Theo leans back into the couch, but he doesn’t relax. “If anything changes, you call.”

“Always.”

I slip out the door quietly, letting it close behind me with only a faint click.

The night air hits like a blessing—cool, damp with the smell of pine and wet earth.

I follow the curve of the house and she’s easy to find, sitting by the porch’s railing with her arms wrapped tight around herself.

Moonlight paints her hair in silver streaks, catching in the loose strands that the breeze toys with.

I stop, close enough to see her clearly but far enough that my scent won’t roll over her.

Every cell in my body is telling me to go to her. My instincts roar for me to step forward, close the gap, wrap her up in my arms and anchor her until the tension leaves her shoulders. The urge is almost physical, a restless ache that makes my fingers curl against my thighs.

I know she’s too warm already, her body fighting itself. I can feel it from here, the subtle pulse of heat threaded through her scent—mixed with something sharper. Not fear exactly, but unease.
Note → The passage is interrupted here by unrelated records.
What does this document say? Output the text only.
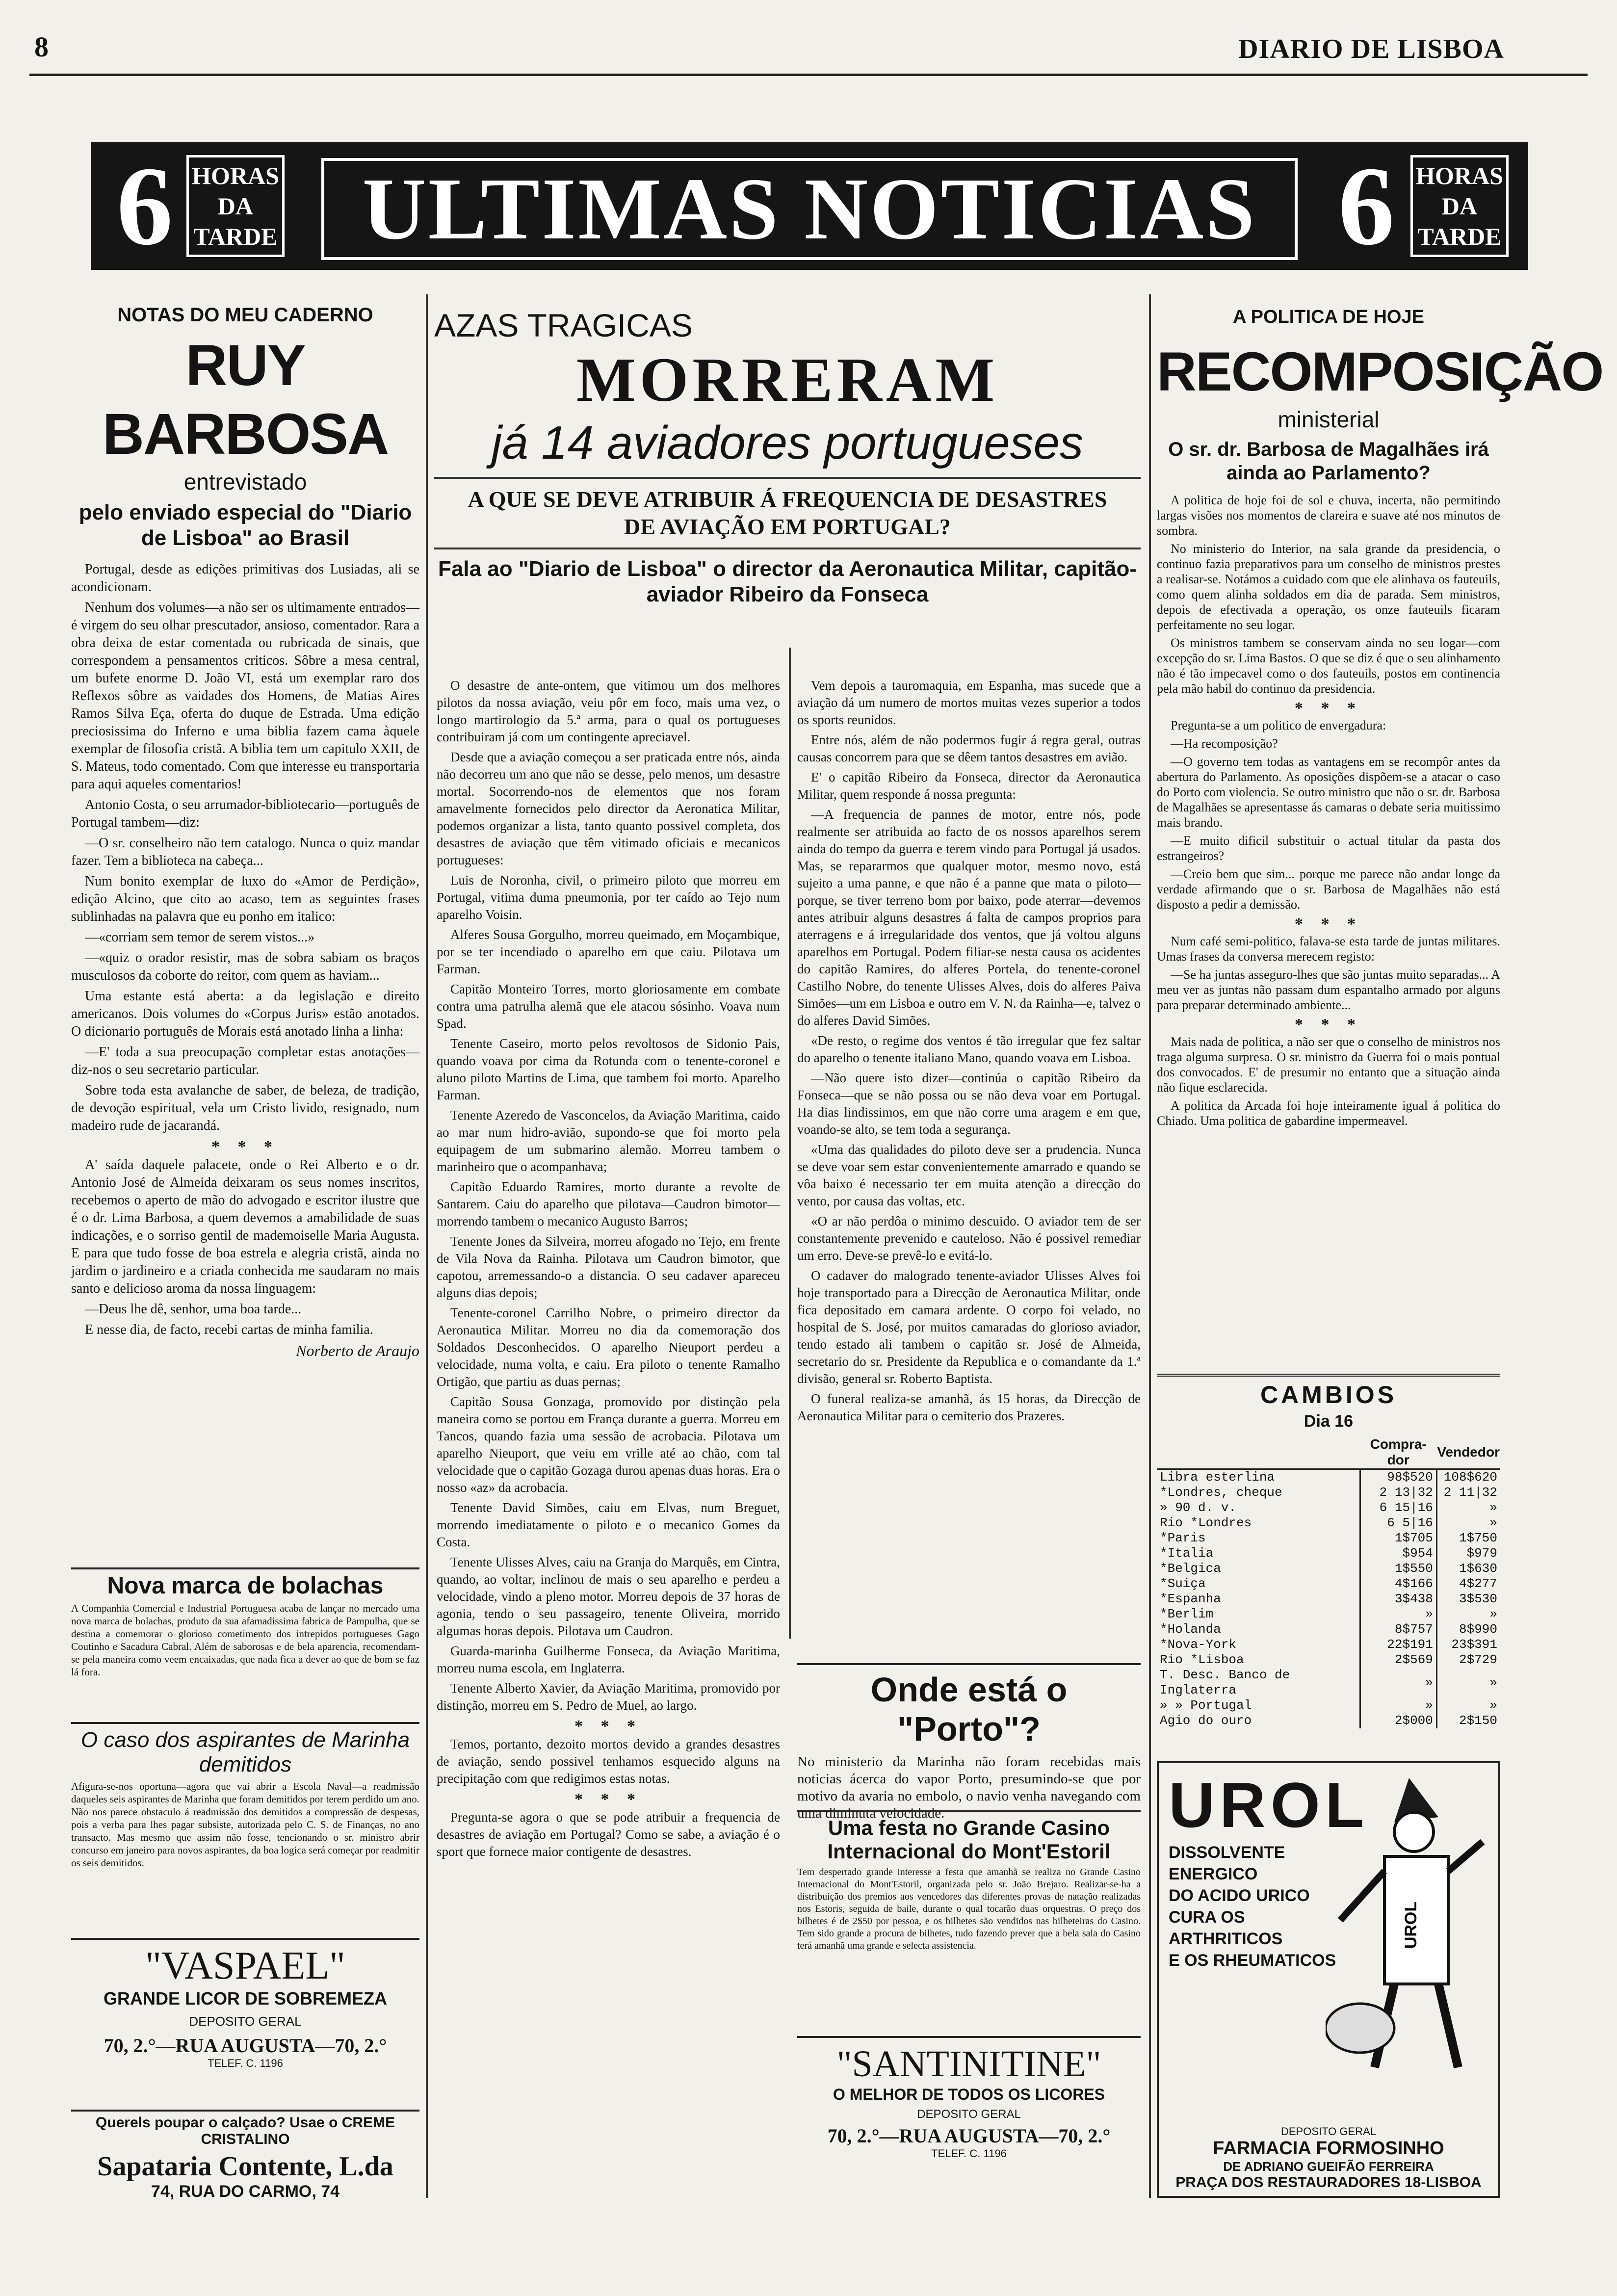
8	DIARIO DE LISBOA
6 HORAS
DA
TARDE ULTIMAS NOTICIAS 6 HORAS
DA
TARDE
NOTAS DO MEU CADERNO
RUY BARBOSA
entrevistado
pelo enviado especial do "Diario de Lisboa" ao Brasil

Portugal, desde as edições primitivas dos Lusiadas, ali se acondicionam.

Nenhum dos volumes—a não ser os ultimamente entrados—é virgem do seu olhar prescutador, ansioso, comentador. Rara a obra deixa de estar comentada ou rubricada de sinais, que correspondem a pensamentos criticos. Sôbre a mesa central, um bufete enorme D. João VI, está um exemplar raro dos Reflexos sôbre as vaidades dos Homens, de Matias Aires Ramos Silva Eça, oferta do duque de Estrada. Uma edição preciosissima do Inferno e uma biblia fazem cama àquele exemplar de filosofia cristã. A biblia tem um capitulo XXII, de S. Mateus, todo comentado. Com que interesse eu transportaria para aqui aqueles comentarios!

Antonio Costa, o seu arrumador-bibliotecario—português de Portugal tambem—diz:

—O sr. conselheiro não tem catalogo. Nunca o quiz mandar fazer. Tem a biblioteca na cabeça...

Num bonito exemplar de luxo do «Amor de Perdição», edição Alcino, que cito ao acaso, tem as seguintes frases sublinhadas na palavra que eu ponho em italico:

—«corriam sem temor de serem vistos...»

—«quiz o orador resistir, mas de sobra sabiam os braços musculosos da coborte do reitor, com quem as haviam...

Uma estante está aberta: a da legislação e direito americanos. Dois volumes do «Corpus Juris» estão anotados. O dicionario português de Morais está anotado linha a linha:

—E' toda a sua preocupação completar estas anotações—diz-nos o seu secretario particular.

Sobre toda esta avalanche de saber, de beleza, de tradição, de devoção espiritual, vela um Cristo livido, resignado, num madeiro rude de jacarandá.

* * *

A' saída daquele palacete, onde o Rei Alberto e o dr. Antonio José de Almeida deixaram os seus nomes inscritos, recebemos o aperto de mão do advogado e escritor ilustre que é o dr. Lima Barbosa, a quem devemos a amabilidade de suas indicações, e o sorriso gentil de mademoiselle Maria Augusta. E para que tudo fosse de boa estrela e alegria cristã, ainda no jardim o jardineiro e a criada conhecida me saudaram no mais santo e delicioso aroma da nossa linguagem:

—Deus lhe dê, senhor, uma boa tarde...

E nesse dia, de facto, recebi cartas de minha familia.

Norberto de Araujo
Nova marca de bolachas
A Companhia Comercial e Industrial Portuguesa acaba de lançar no mercado uma nova marca de bolachas, produto da sua afamadissima fabrica de Pampulha, que se destina a comemorar o glorioso cometimento dos intrepidos portugueses Gago Coutinho e Sacadura Cabral. Além de saborosas e de bela aparencia, recomendam-se pela maneira como veem encaixadas, que nada fica a dever ao que de bom se faz lá fora.
O caso dos aspirantes de Marinha demitidos
Afigura-se-nos oportuna—agora que vai abrir a Escola Naval—a readmissão daqueles seis aspirantes de Marinha que foram demitidos por terem perdido um ano. Não nos parece obstaculo á readmissão dos demitidos a compressão de despesas, pois a verba para lhes pagar subsiste, autorizada pelo C. S. de Finanças, no ano transacto. Mas mesmo que assim não fosse, tencionando o sr. ministro abrir concurso em janeiro para novos aspirantes, da boa logica será começar por readmitir os seis demitidos.
"VASPAEL"
GRANDE LICOR DE SOBREMEZA
DEPOSITO GERAL
70, 2.°—RUA AUGUSTA—70, 2.°
TELEF. C. 1196
Querels poupar o calçado? Usae o CREME CRISTALINO
Sapataria Contente, L.da
74, RUA DO CARMO, 74
AZAS TRAGICAS
MORRERAM
já 14 aviadores portugueses
A QUE SE DEVE ATRIBUIR Á FREQUENCIA DE DESASTRES DE AVIAÇÃO EM PORTUGAL?
Fala ao "Diario de Lisboa" o director da Aeronautica Militar, capitão-aviador Ribeiro da Fonseca

O desastre de ante-ontem, que vitimou um dos melhores pilotos da nossa aviação, veiu pôr em foco, mais uma vez, o longo martirologio da 5.ª arma, para o qual os portugueses contribuiram já com um contingente apreciavel.

Desde que a aviação começou a ser praticada entre nós, ainda não decorreu um ano que não se desse, pelo menos, um desastre mortal. Socorrendo-nos de elementos que nos foram amavelmente fornecidos pelo director da Aeronatica Militar, podemos organizar a lista, tanto quanto possivel completa, dos desastres de aviação que têm vitimado oficiais e mecanicos portugueses:

Luis de Noronha, civil, o primeiro piloto que morreu em Portugal, vitima duma pneumonia, por ter caído ao Tejo num aparelho Voisin.

Alferes Sousa Gorgulho, morreu queimado, em Moçambique, por se ter incendiado o aparelho em que caiu. Pilotava um Farman.

Capitão Monteiro Torres, morto gloriosamente em combate contra uma patrulha alemã que ele atacou sósinho. Voava num Spad.

Tenente Caseiro, morto pelos revoltosos de Sidonio Pais, quando voava por cima da Rotunda com o tenente-coronel e aluno piloto Martins de Lima, que tambem foi morto. Aparelho Farman.

Tenente Azeredo de Vasconcelos, da Aviação Maritima, caido ao mar num hidro-avião, supondo-se que foi morto pela equipagem de um submarino alemão. Morreu tambem o marinheiro que o acompanhava;

Capitão Eduardo Ramires, morto durante a revolte de Santarem. Caiu do aparelho que pilotava—Caudron bimotor—morrendo tambem o mecanico Augusto Barros;

Tenente Jones da Silveira, morreu afogado no Tejo, em frente de Vila Nova da Rainha. Pilotava um Caudron bimotor, que capotou, arremessando-o a distancia. O seu cadaver apareceu alguns dias depois;

Tenente-coronel Carrilho Nobre, o primeiro director da Aeronautica Militar. Morreu no dia da comemoração dos Soldados Desconhecidos. O aparelho Nieuport perdeu a velocidade, numa volta, e caiu. Era piloto o tenente Ramalho Ortigão, que partiu as duas pernas;

Capitão Sousa Gonzaga, promovido por distinção pela maneira como se portou em França durante a guerra. Morreu em Tancos, quando fazia uma sessão de acrobacia. Pilotava um aparelho Nieuport, que veiu em vrille até ao chão, com tal velocidade que o capitão Gozaga durou apenas duas horas. Era o nosso «az» da acrobacia.

Tenente David Simões, caiu em Elvas, num Breguet, morrendo imediatamente o piloto e o mecanico Gomes da Costa.

Tenente Ulisses Alves, caiu na Granja do Marquês, em Cintra, quando, ao voltar, inclinou de mais o seu aparelho e perdeu a velocidade, vindo a pleno motor. Morreu depois de 37 horas de agonia, tendo o seu passageiro, tenente Oliveira, morrido algumas horas depois. Pilotava um Caudron.

Guarda-marinha Guilherme Fonseca, da Aviação Maritima, morreu numa escola, em Inglaterra.

Tenente Alberto Xavier, da Aviação Maritima, promovido por distinção, morreu em S. Pedro de Muel, ao largo.

* * *

Temos, portanto, dezoito mortos devido a grandes desastres de aviação, sendo possivel tenhamos esquecido alguns na precipitação com que redigimos estas notas.

* * *

Pregunta-se agora o que se pode atribuir a frequencia de desastres de aviação em Portugal? Como se sabe, a aviação é o sport que fornece maior contigente de desastres.

Vem depois a tauromaquia, em Espanha, mas sucede que a aviação dá um numero de mortos muitas vezes superior a todos os sports reunidos.

Entre nós, além de não podermos fugir á regra geral, outras causas concorrem para que se dêem tantos desastres em avião.

E' o capitão Ribeiro da Fonseca, director da Aeronautica Militar, quem responde á nossa pregunta:

—A frequencia de pannes de motor, entre nós, pode realmente ser atribuida ao facto de os nossos aparelhos serem ainda do tempo da guerra e terem vindo para Portugal já usados. Mas, se repararmos que qualquer motor, mesmo novo, está sujeito a uma panne, e que não é a panne que mata o piloto—porque, se tiver terreno bom por baixo, pode aterrar—devemos antes atribuir alguns desastres á falta de campos proprios para aterragens e á irregularidade dos ventos, que já voltou alguns aparelhos em Portugal. Podem filiar-se nesta causa os acidentes do capitão Ramires, do alferes Portela, do tenente-coronel Castilho Nobre, do tenente Ulisses Alves, dois do alferes Paiva Simões—um em Lisboa e outro em V. N. da Rainha—e, talvez o do alferes David Simões.

«De resto, o regime dos ventos é tão irregular que fez saltar do aparelho o tenente italiano Mano, quando voava em Lisboa.

—Não quere isto dizer—continúa o capitão Ribeiro da Fonseca—que se não possa ou se não deva voar em Portugal. Ha dias lindissimos, em que não corre uma aragem e em que, voando-se alto, se tem toda a segurança.

«Uma das qualidades do piloto deve ser a prudencia. Nunca se deve voar sem estar convenientemente amarrado e quando se vôa baixo é necessario ter em muita atenção a direcção do vento, por causa das voltas, etc.

«O ar não perdôa o minimo descuido. O aviador tem de ser constantemente prevenido e cauteloso. Não é possivel remediar um erro. Deve-se prevê-lo e evitá-lo.

O cadaver do malogrado tenente-aviador Ulisses Alves foi hoje transportado para a Direcção de Aeronautica Militar, onde fica depositado em camara ardente. O corpo foi velado, no hospital de S. José, por muitos camaradas do glorioso aviador, tendo estado ali tambem o capitão sr. José de Almeida, secretario do sr. Presidente da Republica e o comandante da 1.ª divisão, general sr. Roberto Baptista.

O funeral realiza-se amanhã, ás 15 horas, da Direcção de Aeronautica Militar para o cemiterio dos Prazeres.

Onde está o "Porto"?
No ministerio da Marinha não foram recebidas mais noticias ácerca do vapor Porto, presumindo-se que por motivo da avaria no embolo, o navio venha navegando com uma diminuta velocidade.
Uma festa no Grande Casino Internacional do Mont'Estoril
Tem despertado grande interesse a festa que amanhã se realiza no Grande Casino Internacional do Mont'Estoril, organizada pelo sr. João Brejaro. Realizar-se-ha a distribuição dos premios aos vencedores das diferentes provas de natação realizadas nos Estoris, seguida de baile, durante o qual tocarão duas orquestras. O preço dos bilhetes é de 2$50 por pessoa, e os bilhetes são vendidos nas bilheteiras do Casino. Tem sido grande a procura de bilhetes, tudo fazendo prever que a bela sala do Casino terá amanhã uma grande e selecta assistencia.
"SANTINITINE"
O MELHOR DE TODOS OS LICORES
DEPOSITO GERAL
70, 2.°—RUA AUGUSTA—70, 2.°
TELEF. C. 1196
A POLITICA DE HOJE
RECOMPOSIÇÃO
ministerial
O sr. dr. Barbosa de Magalhães irá ainda ao Parlamento?

A politica de hoje foi de sol e chuva, incerta, não permitindo largas visões nos momentos de clareira e suave até nos minutos de sombra.

No ministerio do Interior, na sala grande da presidencia, o continuo fazia preparativos para um conselho de ministros prestes a realisar-se. Notámos a cuidado com que ele alinhava os fauteuils, como quem alinha soldados em dia de parada. Sem ministros, depois de efectivada a operação, os onze fauteuils ficaram perfeitamente no seu logar.

Os ministros tambem se conservam ainda no seu logar—com excepção do sr. Lima Bastos. O que se diz é que o seu alinhamento não é tão impecavel como o dos fauteuils, postos em continencia pela mão habil do continuo da presidencia.

* * *

Pregunta-se a um politico de envergadura:

—Ha recomposição?

—O governo tem todas as vantagens em se recompôr antes da abertura do Parlamento. As oposições dispõem-se a atacar o caso do Porto com violencia. Se outro ministro que não o sr. dr. Barbosa de Magalhães se apresentasse ás camaras o debate seria muitissimo mais brando.

—E muito dificil substituir o actual titular da pasta dos estrangeiros?

—Creio bem que sim... porque me parece não andar longe da verdade afirmando que o sr. Barbosa de Magalhães não está disposto a pedir a demissão.

* * *

Num café semi-politico, falava-se esta tarde de juntas militares. Umas frases da conversa merecem registo:

—Se ha juntas asseguro-lhes que são juntas muito separadas... A meu ver as juntas não passam dum espantalho armado por alguns para preparar determinado ambiente...

* * *

Mais nada de politica, a não ser que o conselho de ministros nos traga alguma surpresa. O sr. ministro da Guerra foi o mais pontual dos convocados. E' de presumir no entanto que a situação ainda não fique esclarecida.

A politica da Arcada foi hoje inteiramente igual á politica do Chiado. Uma politica de gabardine impermeavel.

CAMBIOS
Dia 16
	Compra-dor	Vendedor
Libra esterlina	98$520	108$620
*Londres, cheque	2 13|32	2 11|32
» 90 d. v.	6 15|16	»
Rio *Londres	6 5|16	»
*Paris	1$705	1$750
*Italia	$954	$979
*Belgica	1$550	1$630
*Suiça	4$166	4$277
*Espanha	3$438	3$530
*Berlim	»	»
*Holanda	8$757	8$990
*Nova-York	22$191	23$391
Rio *Lisboa	2$569	2$729
T. Desc. Banco de Inglaterra	»	»
» » Portugal	»	»
Agio do ouro	2$000	2$150
UROL
DISSOLVENTE ENERGICO
DO ACIDO URICO
CURA OS ARTHRITICOS
E OS RHEUMATICOS
UROL
DEPOSITO GERAL
FARMACIA FORMOSINHO
DE ADRIANO GUEIFÃO FERREIRA
PRAÇA DOS RESTAURADORES 18-LISBOA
A private battle she’s fighting under the surface.

I shift my weight, bracing one hand against the porch post, forcing myself to stay put. She doesn’t need an alpha right now—she needs space. Space to breathe, to get her bearings, to decide what she wants without feeling boxed in.

But my instincts don’t care about reason.

They whisper that she looks small out here in the dark, that her skin is flushed, that the night air can’t be enough to cool her.

I track every small motion: the way her fingers flex against her own arms, the slow, deliberate way she draws in each breath like she’s willing herself to calm down.

It’s a quiet war inside me—half of me ready to cross the distance and keep her safe, the other half forcing my boots to stay planted. I imagine the feel of her under my hands, warm and trembling, and clamp down on the thought before it can get any further. Not now. Not like this.

Her head tips back, eyes closed to the moonlight. I stay where I am, letting the cool wind carry her scent just enough for me to know she’s still there, still holding on. Watching without closing in. Protecting without touching.

Through the warped glass of the window, I catch Theo’s reflection—leaning forward, alert—and Jamie’s shadow beside him. Even without words, we’re on the same page: whatever happens tonight, we’ll see her through it, on her terms.